The feature debut of writer/director Carlyle Eubank (previously a writer on The Signal), Broke stars Russell as True Brandywine, a struggling bareback bronco rider in Montana. His love of the sport comes with a cost. His physical health is failing, the cost of getting knocked around night in and night out, and he copes by popping heavy doses of pills. True struggles to make emotional connections, and quietly simmers every time his father, George (Dennis Quaid), a farmer and former bronco rider himself, suggests he take on a more stable line of work. True has other skills at his disposal. He loves to draw, and has a real talent for it, something his mother (Mary McDonnell) used to nurture, but True sees it as a slightly embarrassing hobby because, y’know, it doesn’t exactly fit with the macho cowboy culture. Neither does his younger brother, Caleb (Johnny Berchtold), whose interests are more intellectual. Despite their differences, the film shows how close the two are and how much Caleb looks up to (and worries about) his big bro.
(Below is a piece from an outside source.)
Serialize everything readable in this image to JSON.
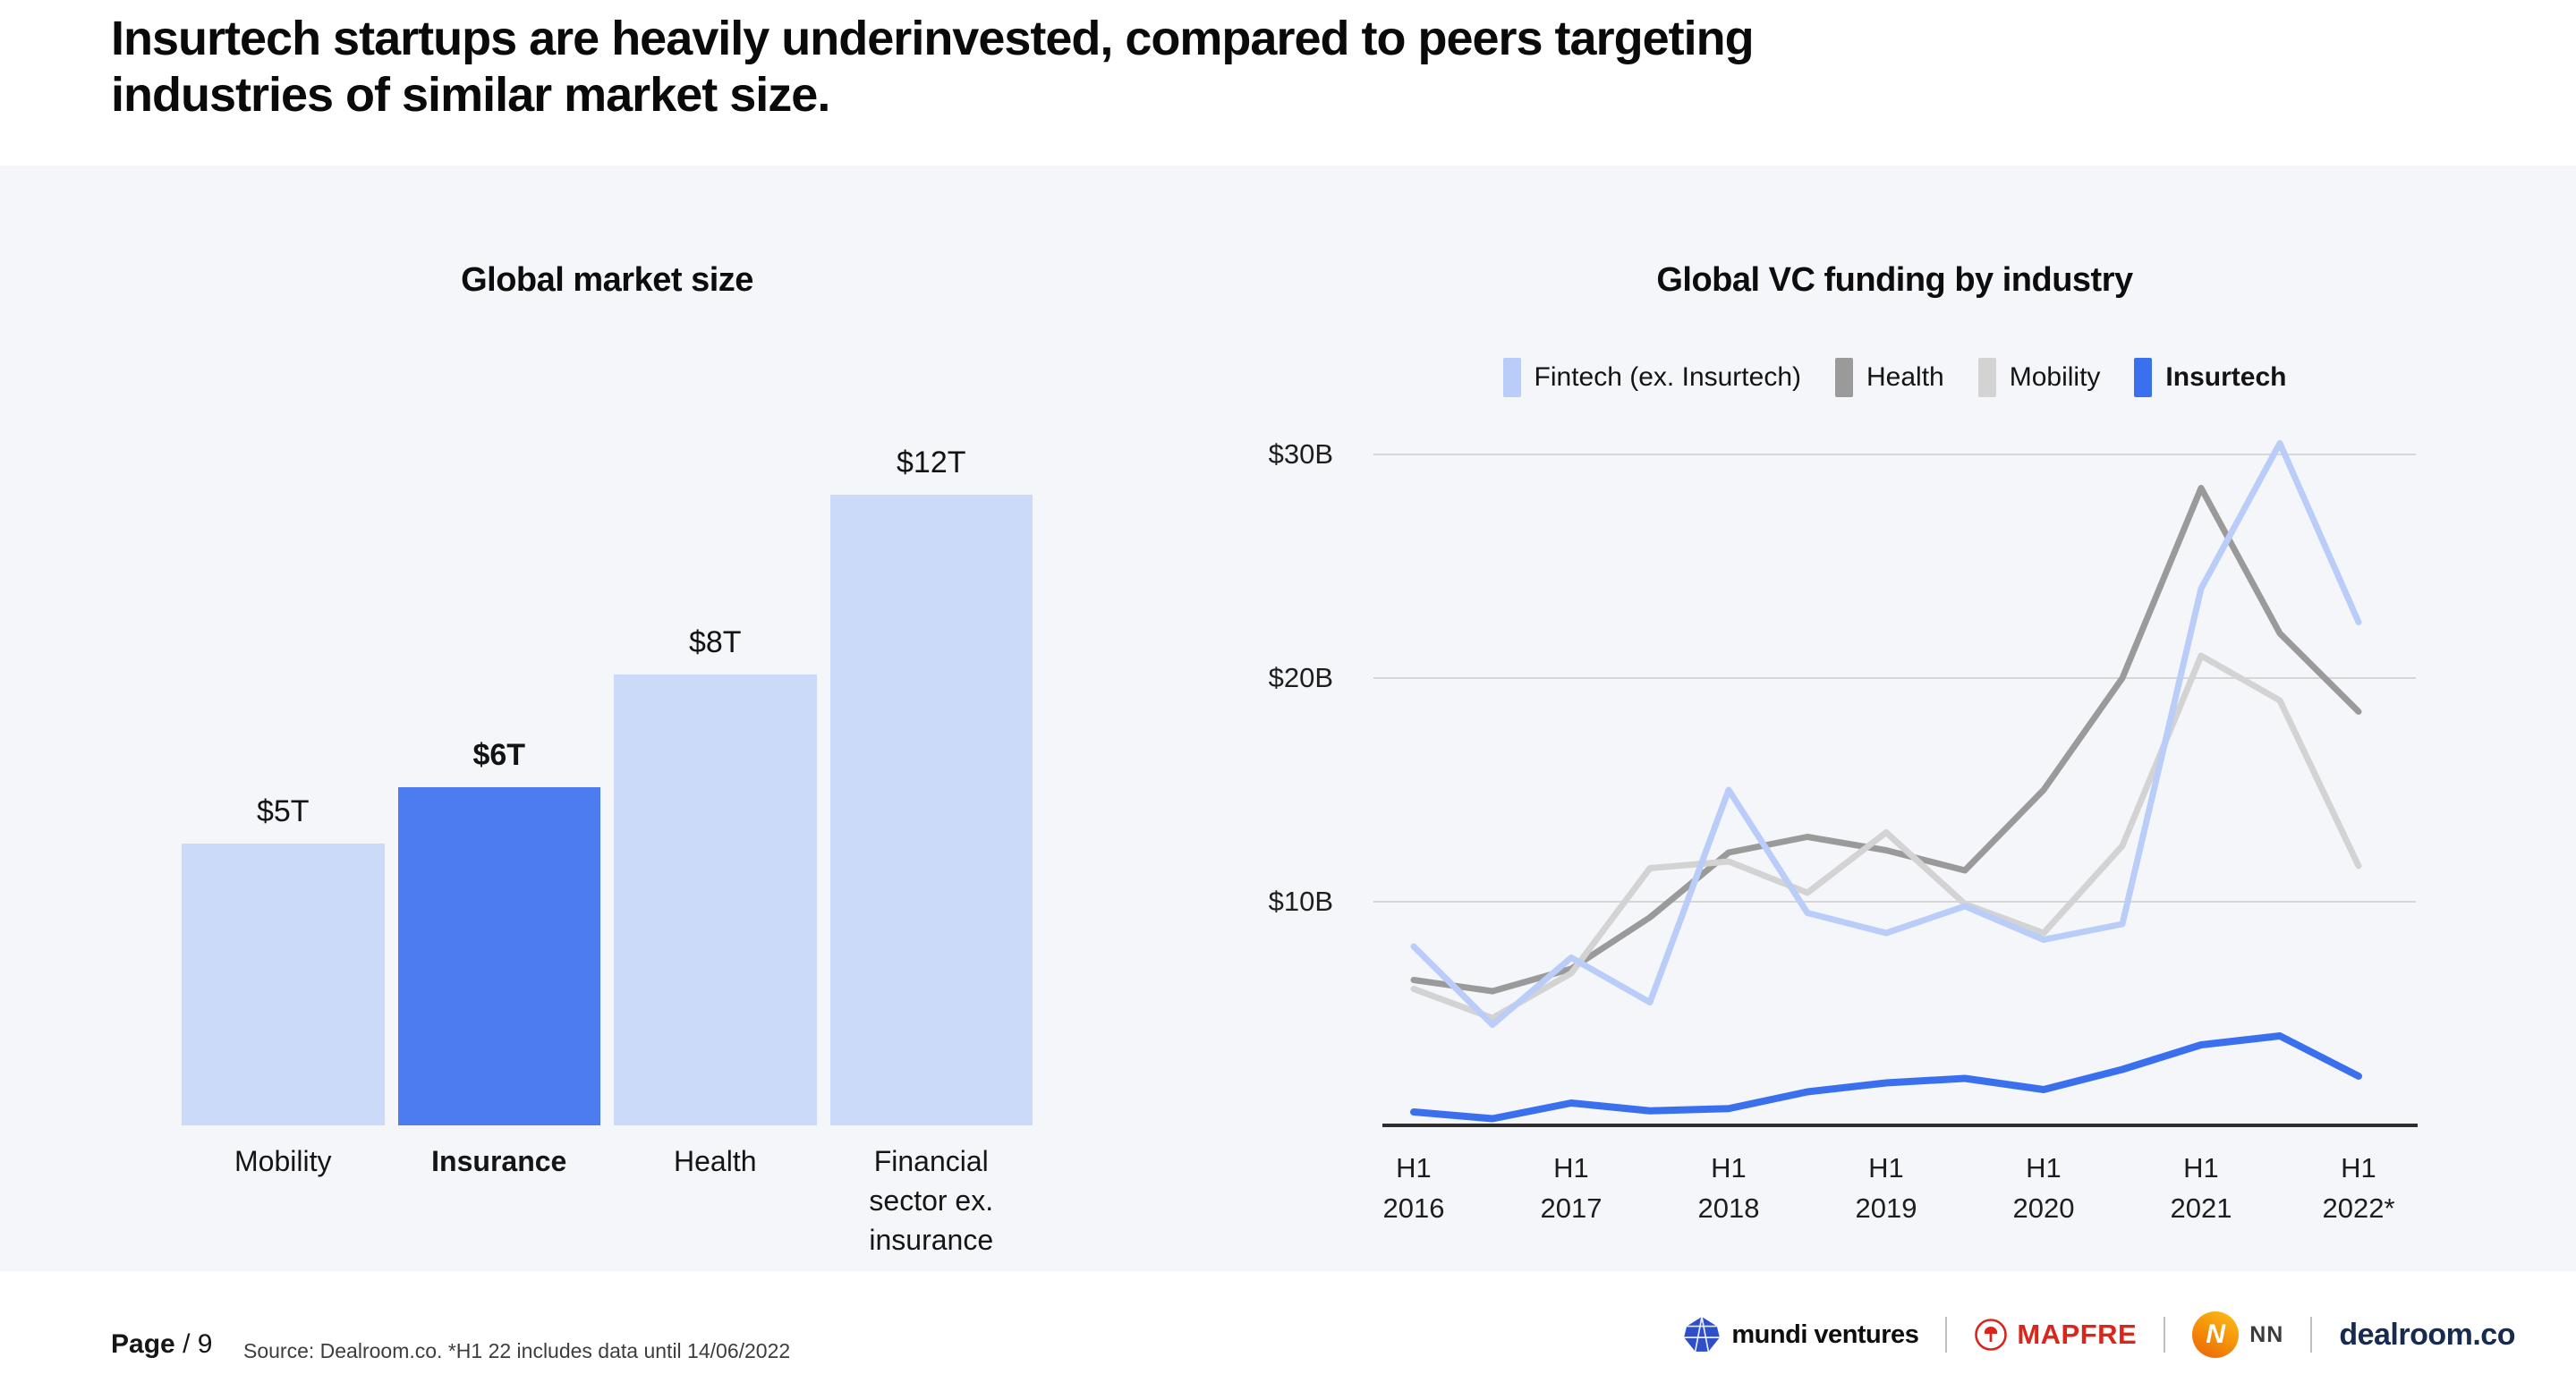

While Broke is about True’s journey to discovering who he really wants to be, you wouldn’t know it from the start. Instead, Eubank’s film begins with True, buried under snow and ice in the harsh Montana frontier. He’s in the middle of a vicious blizzard with no way to get around and no one to help him. How he ended up in this dangerous situation is something we will have to discover along the way as True’s story is recounted in flashback.
And those flashbacks show that True has never had it easy. Racked with pain, afraid of failing in his dream and disappointing his family, True is always beating himself up. The only time it stops is when he meets the beautiful nurse Ali (Auden Thornton), who encourages the best part of him. But Eubank knows that to fix all of True’s problems by giving him someone to love is way too easy. A near-fatal injury puts his career in jeopardy and that drives True towards an icy fate.
Russell has invested a lot of himself in Broke, taking on a producer role and committing to an authentic presentation of bronco riding. It’s the rare opportunity to see what he can do when given the ball and he runs with it, proving that he deserves more of the spotlight. It’s a committed performance, one that saw Russell atop real bucking horses and doing all of the lasso work himself. Westerns and horse riding run in Russell’s family. His father Kurt Russell and grandfather Bing Russell starred in many Westerns throughout their careers. And of course, Dennis Quaid is no stranger to the genre, either. It all helps to give Broke a more authentic feel.
As he does for the bulk of the film, Eubank doesn’t offer up any easy solutions for True. Even as Broke comes to a close, there’s the potential that True will overcome his ordeals to become a better man. Happiness isn’t served up to the audience easily, but the film leaves us with hope that True will find it.
Broke is available now on VOD via Sony Pictures.